The surname connection made Robbins recall that Nicholas Modjeska had done research on the relationship between understandings of leadership, cultural change and ability to resolve conflict. Would this provide another angle on my research? I had been arguing for an indigenous Christology based on a fictive novel. How might anthropological research into how cultures work provide insight into reconciliation among indigenous cultures?

A rabbit hole beckoned.

Today, as part of my Parking 60, I unexpectedly found myself on wifi near the Otago University Library. Looking for an excuse not to write (not to snack!), I googled Nicholas Modjeska. The Library had two books. It is remarkable to have such a diverse collection so close, just across the road.

A rabbit hole beckoned.


Plus History Australia journal, in which I was to discover a review of The Mountain, and the following most intriguing quote, ideal for a section I am developing.

“Modjeska would probably just smile and repeat that this is a novel, but the level of accuracy in descriptions of people and places is so good that any ex-PNG hands will find themselves making guesses.” Moore, “Crossing the border into fiction,” History Australia History Australia 9, 3: 250

The next time I teach Research Methods I will share the following as a way of conducting research. I will call it the rabbit hole methodology and offer 3 steps:

1. Deliver an academic paper in which a PNG researcher sits in the back.
2. Do research on a person who shares a surname with another researcher.
3. Accidently find yourself on wifi near a large library.

Like Alberto Manguel this will ensure you remain “an inquisitive and chaotic traveller … discovering places haphazardly … guided … merely by curiousity.” Reading Pictures: What We Think About When We Look at Art, ix. Like Alice, slipping into a rabbit hole.
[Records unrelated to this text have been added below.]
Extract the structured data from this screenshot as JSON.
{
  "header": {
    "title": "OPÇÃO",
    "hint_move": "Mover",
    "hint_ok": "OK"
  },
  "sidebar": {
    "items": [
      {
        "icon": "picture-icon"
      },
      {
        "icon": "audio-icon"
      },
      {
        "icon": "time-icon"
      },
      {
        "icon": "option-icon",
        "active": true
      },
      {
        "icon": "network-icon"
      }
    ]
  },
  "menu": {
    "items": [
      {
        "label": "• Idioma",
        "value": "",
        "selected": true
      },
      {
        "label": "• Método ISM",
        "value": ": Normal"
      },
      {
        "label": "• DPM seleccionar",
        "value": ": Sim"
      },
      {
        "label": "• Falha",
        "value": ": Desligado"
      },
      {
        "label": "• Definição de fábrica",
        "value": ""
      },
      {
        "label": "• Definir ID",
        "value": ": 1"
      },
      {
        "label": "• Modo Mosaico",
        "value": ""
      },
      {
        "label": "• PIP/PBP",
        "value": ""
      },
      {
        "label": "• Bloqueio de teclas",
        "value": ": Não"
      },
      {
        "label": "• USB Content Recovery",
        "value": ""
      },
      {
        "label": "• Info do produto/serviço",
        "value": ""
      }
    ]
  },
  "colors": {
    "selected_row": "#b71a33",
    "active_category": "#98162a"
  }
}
And for those who ask: What’s the point? Here’s the (current-might-change- research-in-progress) conclusion :

In sum, I have examined fiction from outside the West and argued for a distinct and creative Christology as one result of religious change in PNG. “Hapkas” provides a way to understand ancestor gift, fully human, fully divine and the new Adam. It is a reading that attributes primary agency to an indigenous culture and offers a transformational way to understand religious change as communal participation in the art markets of twenty-first century global capitalism. It is consistent with recent Biblical scholarship regarding the Genesis narratives in the Old Testament. This suggests that to understand conversion missiologically, requires following Jesus who is “‘good’ man true” for the particularity of all indigenous cultures.